Kami menilai, putusan MK memang mengurangi risiko pasal pencemaran nama dan berita bohong dapat digunakan oleh orang-orang atau sekelompok orang yang memiliki kuasa ekonomi, sosial, maupun politik tertentu. Namun, di sisi lain, masih membuka keran bagi kriminalisasi dalam permasalahan horizontal di masyarakat dan belum menyelesaikan akar permasalahannya, yaitu rumusan pasal yang tidak sesuai dengan standar HAM internasional.
Keempat, putusan MK belum sepenuhnya menjamin kebebasan berekspresi di ranah digital. Hingga saat ini, terdapat kecenderungan bahwa kriminalisasi menggunakan pasal-pasal karet UU ITE berlanjut ke proses penyidikan hingga proses pengadilan.
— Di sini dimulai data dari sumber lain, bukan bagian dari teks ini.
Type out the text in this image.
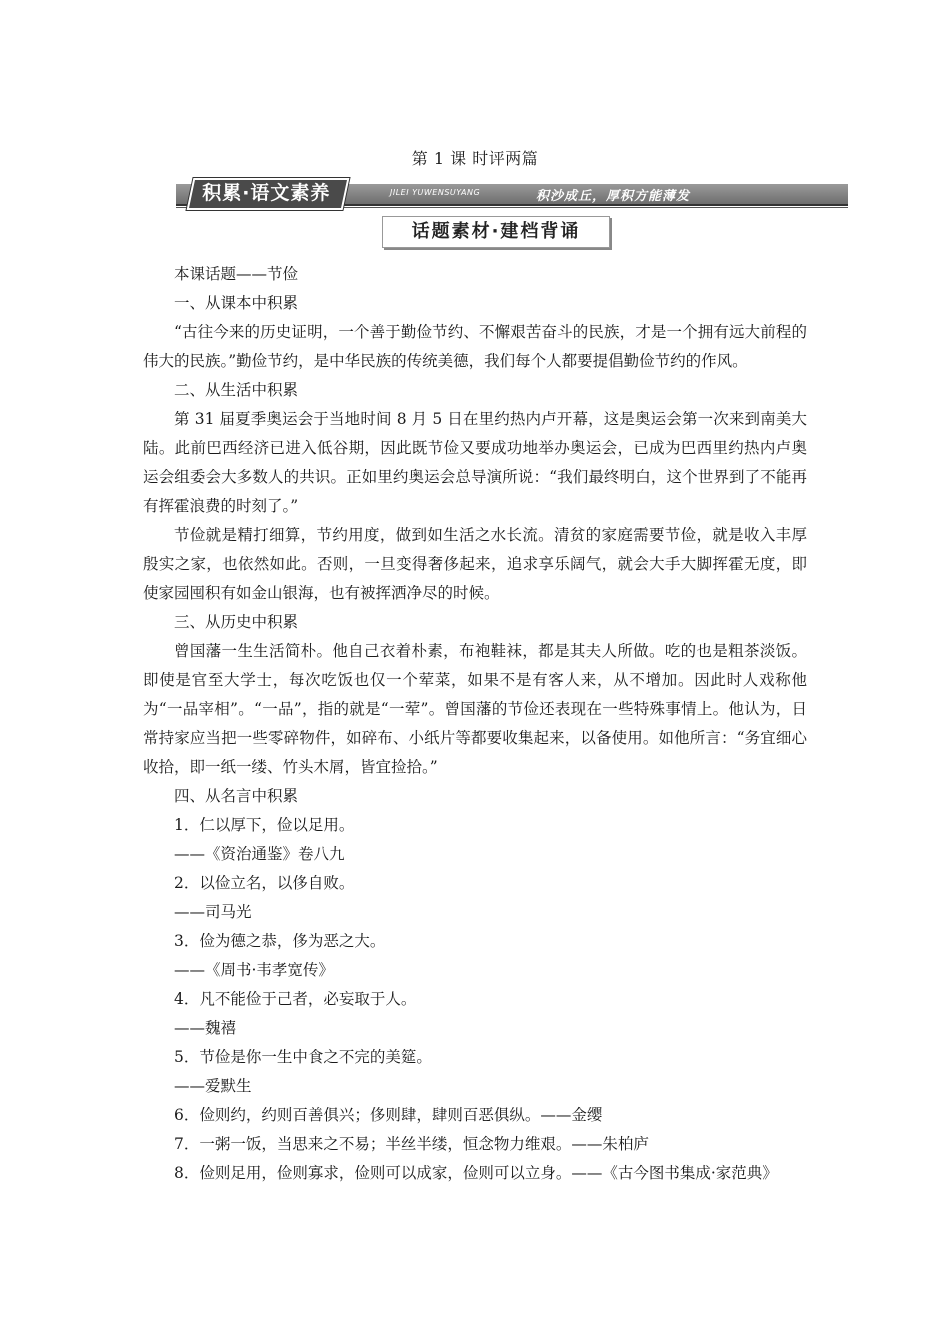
第 1 课 时评两篇
积累·语文素养	JILEI YUWENSUYANG	积沙成丘，厚积方能薄发
话题素材·建档背诵

本课话题——节俭

一、从课本中积累

“古往今来的历史证明，一个善于勤俭节约、不懈艰苦奋斗的民族，才是一个拥有远大前程的伟大的民族。”勤俭节约，是中华民族的传统美德，我们每个人都要提倡勤俭节约的作风。

二、从生活中积累

第 31 届夏季奥运会于当地时间 8 月 5 日在里约热内卢开幕，这是奥运会第一次来到南美大陆。此前巴西经济已进入低谷期，因此既节俭又要成功地举办奥运会，已成为巴西里约热内卢奥运会组委会大多数人的共识。正如里约奥运会总导演所说：“我们最终明白，这个世界到了不能再有挥霍浪费的时刻了。”

节俭就是精打细算，节约用度，做到如生活之水长流。清贫的家庭需要节俭，就是收入丰厚殷实之家，也依然如此。否则，一旦变得奢侈起来，追求享乐阔气，就会大手大脚挥霍无度，即使家园囤积有如金山银海，也有被挥洒净尽的时候。

三、从历史中积累

曾国藩一生生活简朴。他自己衣着朴素，布袍鞋袜，都是其夫人所做。吃的也是粗茶淡饭。即使是官至大学士，每次吃饭也仅一个荤菜，如果不是有客人来，从不增加。因此时人戏称他为“一品宰相”。“一品”，指的就是“一荤”。曾国藩的节俭还表现在一些特殊事情上。他认为，日常持家应当把一些零碎物件，如碎布、小纸片等都要收集起来，以备使用。如他所言：“务宜细心收拾，即一纸一缕、竹头木屑，皆宜捡拾。”

四、从名言中积累

1．仁以厚下，俭以足用。

——《资治通鉴》卷八九

2．以俭立名，以侈自败。

——司马光

3．俭为德之恭，侈为恶之大。

——《周书·韦孝宽传》

4．凡不能俭于己者，必妄取于人。

——魏禧

5．节俭是你一生中食之不完的美筵。

——爱默生

6．俭则约，约则百善俱兴；侈则肆，肆则百恶俱纵。——金缨

7．一粥一饭，当思来之不易；半丝半缕，恒念物力维艰。——朱柏庐

8．俭则足用，俭则寡求，俭则可以成家，俭则可以立身。——《古今图书集成·家范典》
Meskipun tafsir baru dapat mengurangi kemungkinan putusan bersalah, tetapi tindakan-tindakan seperti penahanan, persekusi, dan stigmatisasi tetap terus terjadi dan merugikan korban, baik secara ekonomi, fisik, maupun psikologis. Eksistensi pasal-pasal anti-demokrasi ini masih menghantui masyarakat, disamping terus terjadinya stigmatisasi, doxxing, dan berbagai bentuk serangan digital lainnya terhadap orang-orang yang berekspresi di ranah digital. Penegak hukum masih seringkali menggunakan pasal-pasal karet yang ada di UU ITE lama, sehingga tidak menutup kemungkinan tafsir baru MK tidak teramplifikasi dan terimplementasikan dengan baik. Apalagi belum adanya pedoman teknis baru yang lebih jelas bagi penegak hukum.
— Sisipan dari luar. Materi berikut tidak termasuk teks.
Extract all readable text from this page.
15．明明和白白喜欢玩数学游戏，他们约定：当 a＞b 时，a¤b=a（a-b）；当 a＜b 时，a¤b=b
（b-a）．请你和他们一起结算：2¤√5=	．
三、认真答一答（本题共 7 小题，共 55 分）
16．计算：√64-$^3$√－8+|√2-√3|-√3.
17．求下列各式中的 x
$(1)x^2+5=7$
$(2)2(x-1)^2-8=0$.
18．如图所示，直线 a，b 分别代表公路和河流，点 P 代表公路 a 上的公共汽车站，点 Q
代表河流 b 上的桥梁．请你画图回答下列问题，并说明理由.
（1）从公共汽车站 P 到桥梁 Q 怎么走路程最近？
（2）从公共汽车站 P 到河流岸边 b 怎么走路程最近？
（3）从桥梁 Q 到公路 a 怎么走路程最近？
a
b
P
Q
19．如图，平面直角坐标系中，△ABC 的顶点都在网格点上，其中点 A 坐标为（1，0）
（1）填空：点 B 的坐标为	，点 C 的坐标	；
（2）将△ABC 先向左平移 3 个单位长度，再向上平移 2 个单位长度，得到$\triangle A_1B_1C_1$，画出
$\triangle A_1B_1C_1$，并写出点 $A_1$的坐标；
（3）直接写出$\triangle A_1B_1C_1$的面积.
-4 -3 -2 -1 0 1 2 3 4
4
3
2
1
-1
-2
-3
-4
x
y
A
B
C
Melihat situasi tersebut, putusan MK ini merupakan kemenangan parsial untuk kebebasan berekspresi, terutama dalam konteks membuka ruang kritik terhadap institusi, dan mencegah kriminalisasi karena reaksi atau kerusuhan digital. Namun, masih ada celah hukum dan praktik kriminalisasi yang tetap bisa terjadi, terutama lewat delik personal dan kelemahan budaya hukum di tingkat aparat. Putusan MK ini hanya menjadi satu kepingan solusi yang harus disusun bersama kepingan lainnya untuk melakukan pembenahan komprehensif terhadap regulasi yang dapat menjamin kebebasan berekspresi bagi warganet.
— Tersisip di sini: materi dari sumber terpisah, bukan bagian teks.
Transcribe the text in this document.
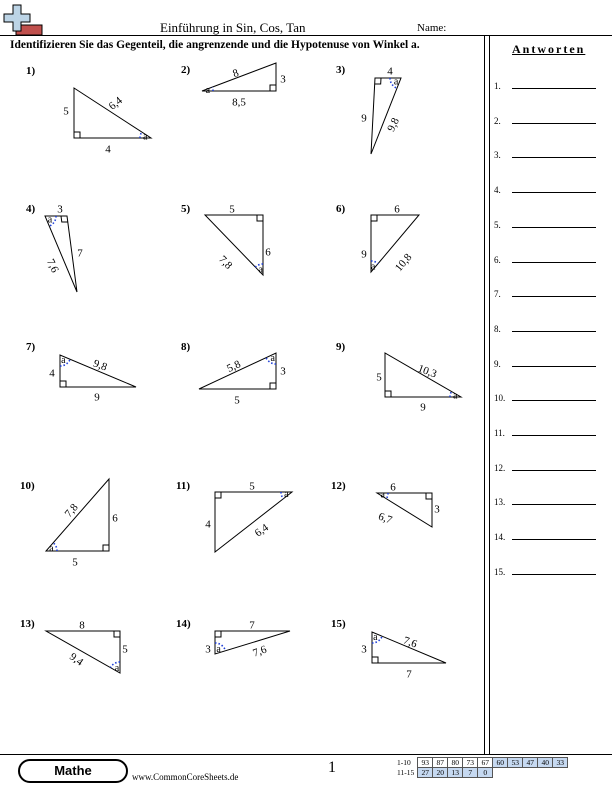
Einführung in Sin, Cos, Tan	Name:
Identifizieren Sie das Gegenteil, die angrenzende und die Hypotenuse von Winkel a.	Antworten
1.
2.
3.
4.
5.
6.
7.
8.
9.
10.
11.
12.
13.
14.
15.
1)
a
4
5	6,4
2)
a
8,5
3
8	3)
a
4
9 9,8
4)
a
3
7
7,6
5)
a
5
6
7,8
6)
a
6
9 10,8
7)
a
4	9,8
9
8)
a
5,8	3
5
9)
a
10,3
5
9
10)
a
7,8	6
5
11)
a
5
4	6,4
12)
a
6
3
6,7
13)
a
8
5
9,4
14)
a
7
3	7,6
15)
a 7,6
3
7
Mathe	www.CommonCoreSheets.de
1	1-10	93	87	80	73	67	60	53	47	40	33
11-15	27	20	13	7	0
Dengan mempertimbangkan berbagai argumentasi di atas, kami mendesak:
- Menteri Hukum Supratman Andi Atgas, Menteri Komunikasi dan Digital Meutya Viada Hafid, dan Komisi I Dewan Perwakilan Rakyat Republik Indonesia (DPR RI), untuk menghapus pasal pencemaran nama dan pemberitahuan bohong di UU ITE;
- Menteri Hak Asasi Manusia Natalius Pigai dan Komisi XIII Dewan Perwakilan Rakyat Republik Indonesia (DPR RI), untuk memperkuat perlindungan atas kebebasan berekspresi publik di ruang digital agar bebas dari strategic litigation against public participation (SLAPP);
- Jaksa Agung Sanitiar Burhanuddin, Kepala Kepolisian Republik Indonesia Listyo Sigit Prabowo, dan Ketua Mahkamah Agung Sunarto, untuk memastikan Putusan MK Nomor 105 dan 115 dipatuhi dan segera diimplementasikan secara efektif dengan sebaik-baiknya oleh seluruh aparat penegak hukum.